At MSM, we are introducing a new culture. With our passion to help musicians, we are also getting better, growing, constantly improving. It is great to see so many people engaged in this project now. The difficulties have always existed. All sorts of them. I don’t want to be cliché, but all obstacles just make us much better.
We would never be where we are if not for all the hard work done in the background. Over the weekends, at night, during the holidays, we have a perfect team! And I am sure that the reason is because music has the power to bring us together! All this would not be possible without all the efforts from Monica Christensen, Kai Santiago, Antongiulio Foti, and so many others, including, of course, all the students that have already participated in this project since 2019.

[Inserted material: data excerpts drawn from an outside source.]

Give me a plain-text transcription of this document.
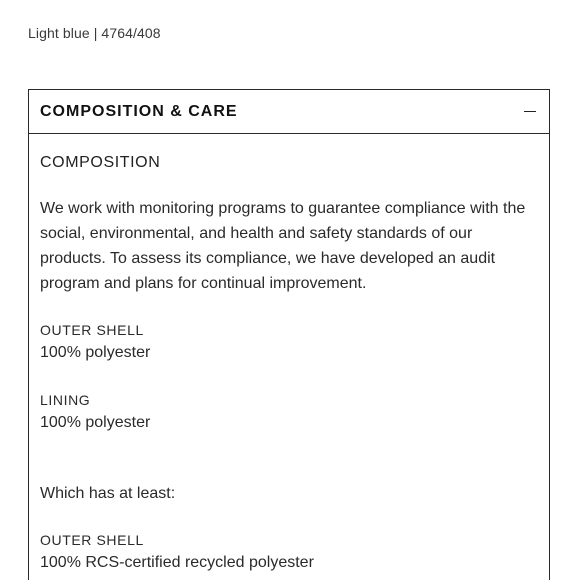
Light blue | 4764/408
COMPOSITION & CARE
COMPOSITION
We work with monitoring programs to guarantee compliance with the social, environmental, and health and safety standards of our products. To assess its compliance, we have developed an audit program and plans for continual improvement.
OUTER SHELL
100% polyester
LINING
100% polyester
Which has at least:
OUTER SHELL
100% RCS-certified recycled polyester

I am an enthusiastic Doctor of Physical Therapy [DPT], with a solid background and knowledge in health promotion and wellness, and expertise in Orthopedics, Sports Rehab, and musician’s injuries. My studies and experience encompass two continents and several cultures. I have obtained extensive experience with musculoskeletal injuries working with professional athletes, musicians, and dancers. Born in the US and raised in Brazil, I earned my first physical therapy degree in 2005. Since then, I received my Doctor of Physical Therapy degree from the University of Montana, among other titles in the orthopedic field and in the healthcare administration. I am a mindful practitioner combining comprehensive movement analysis, exceptional manual therapy, and the prescription of precise corrective exercises to address the demands of each individual. Physical therapy and music are my greatest passions.
In addition to pursuing new challenges and honing this knowledge, in my spare time I enjoy running, hiking, cycling, and yoga. I also appreciate the arts, soccer, playing musical instruments, and traveling.
Finally, finding work you love is essential to living a healthy, balanced life. I am fortunate that I have found work where I can help people have better lives.